Dad jokes were more a category, than an exclusive genre of humor.
Other people told “Dad Jokes.” Favorite aunts, uncles, teachers and preachers, told “Dad Jokes.” Preachers told them because they weren’t nasty or dirty.
They were corny, plays on words, terrible puns, paraphrases. From various sources, TV shows, pop culture–long out of fashion. Slips of the tongue, held against you for the next forty years.
It was Uncle Elmer, or others like him. You stayed still, listened, no matter how many times you’d heard the same things before. Inside, silently screamed for mercy.
I’m full. You’re a fool?
I’m stuffed. Well, you look real.
Leave me alone. Make you a loan?
Don’t want to talk? Cat got your tongue?
The rain in Maine fell plainly on the grain.
You’re mixed up. Your nose runs and your feet smell.

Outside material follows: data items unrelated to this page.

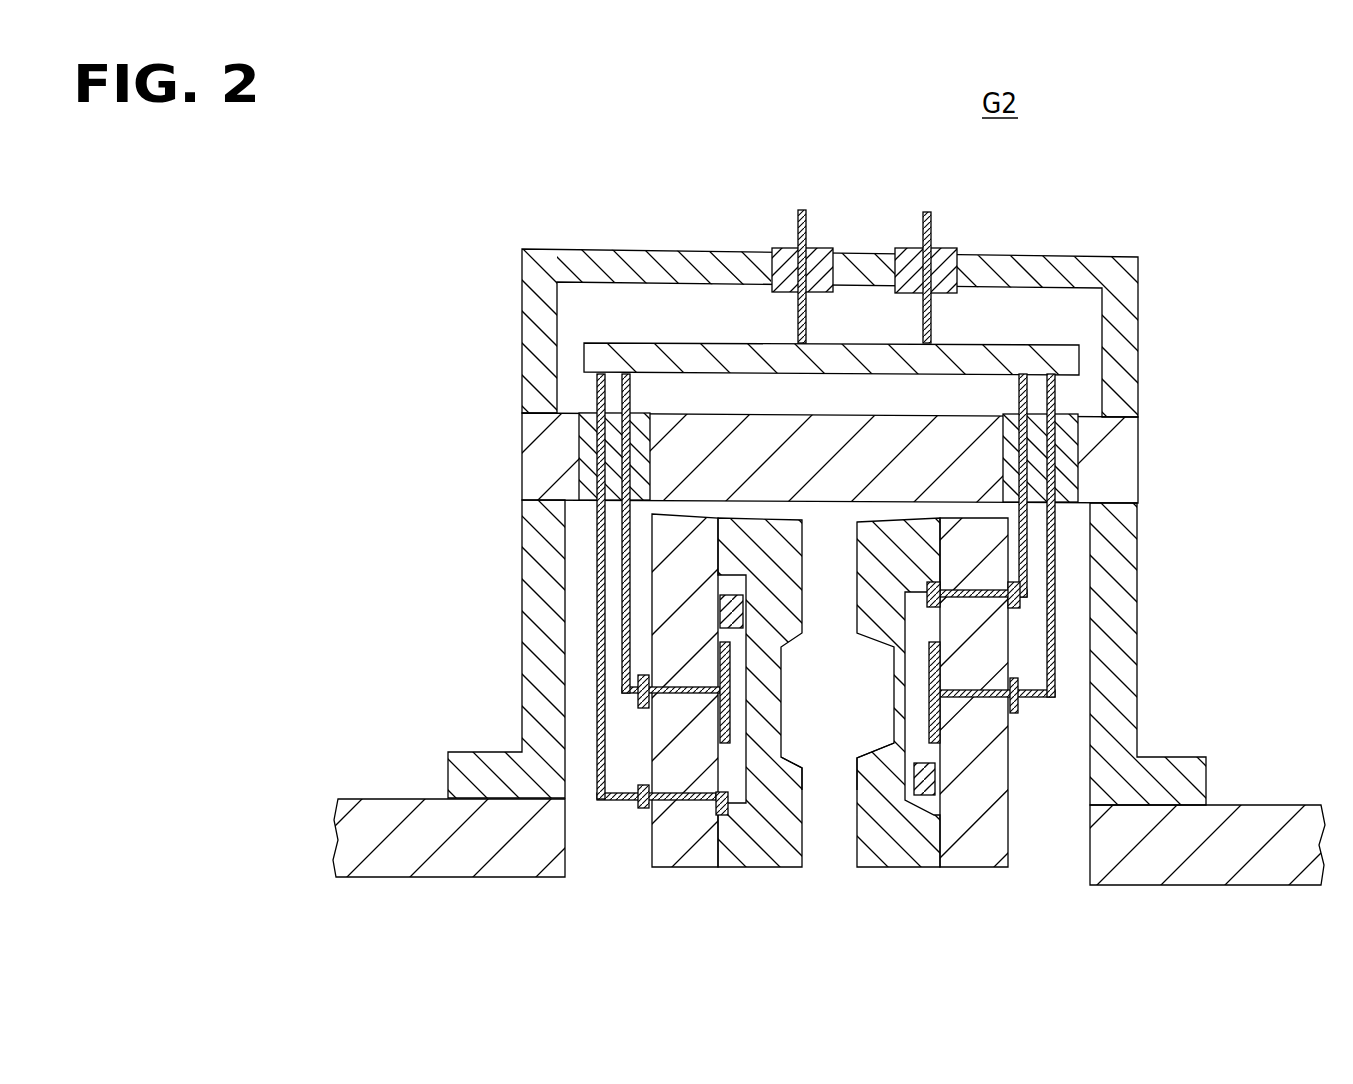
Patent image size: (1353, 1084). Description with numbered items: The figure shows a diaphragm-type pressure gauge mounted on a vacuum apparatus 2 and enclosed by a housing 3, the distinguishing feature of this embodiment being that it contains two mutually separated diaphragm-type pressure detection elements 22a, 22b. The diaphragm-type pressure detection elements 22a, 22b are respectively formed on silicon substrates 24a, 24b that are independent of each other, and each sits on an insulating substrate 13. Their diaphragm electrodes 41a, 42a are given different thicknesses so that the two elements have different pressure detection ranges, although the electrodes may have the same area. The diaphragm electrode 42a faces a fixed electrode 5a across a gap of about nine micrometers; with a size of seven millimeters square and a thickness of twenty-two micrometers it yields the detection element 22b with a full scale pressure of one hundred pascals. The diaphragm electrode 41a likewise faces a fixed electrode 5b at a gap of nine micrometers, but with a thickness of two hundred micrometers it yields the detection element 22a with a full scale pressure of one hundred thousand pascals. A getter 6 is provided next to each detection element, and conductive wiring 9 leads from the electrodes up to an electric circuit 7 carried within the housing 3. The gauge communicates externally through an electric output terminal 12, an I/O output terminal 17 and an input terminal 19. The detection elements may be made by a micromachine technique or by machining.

The vacuum apparatus 2 is at (437, 878).
The housing 3 is at (1127, 612).
The fixed electrode 5a is at (725, 665).
The fixed electrode 5b is at (935, 668).
The getter 6 is at (727, 607).
The electric circuit 7 is at (1025, 355).
The conductive wiring 9 is at (597, 532).
The electric output terminal 12 is at (797, 226).
The insulating substrate 13 is at (655, 855).
The I/O output terminal 17 is at (931, 226).
The input terminal 19 is at (1127, 445).
The diaphragm-type pressure detection element 22a is at (752, 720).
The diaphragm-type pressure detection element 22b is at (911, 723).
The silicon substrate 24a is at (815, 798).
The silicon substrate 24b is at (858, 783).
The diaphragm electrode 41a is at (772, 662).
The diaphragm electrode 42a is at (900, 692).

The calf near a silo, Was his fodder in there?
Why did the boy call his girlfriend “Hinges”? Because she was something to adore.
A schoolboy, asked to use “fascinate” in a sentence, My shirt has ten buttons, I can only fasten eight.
Most of the “Dad Jokes” stopped as time passed. I would gladly endure more “Dad Jokes,” if it meant having the joke tellers back.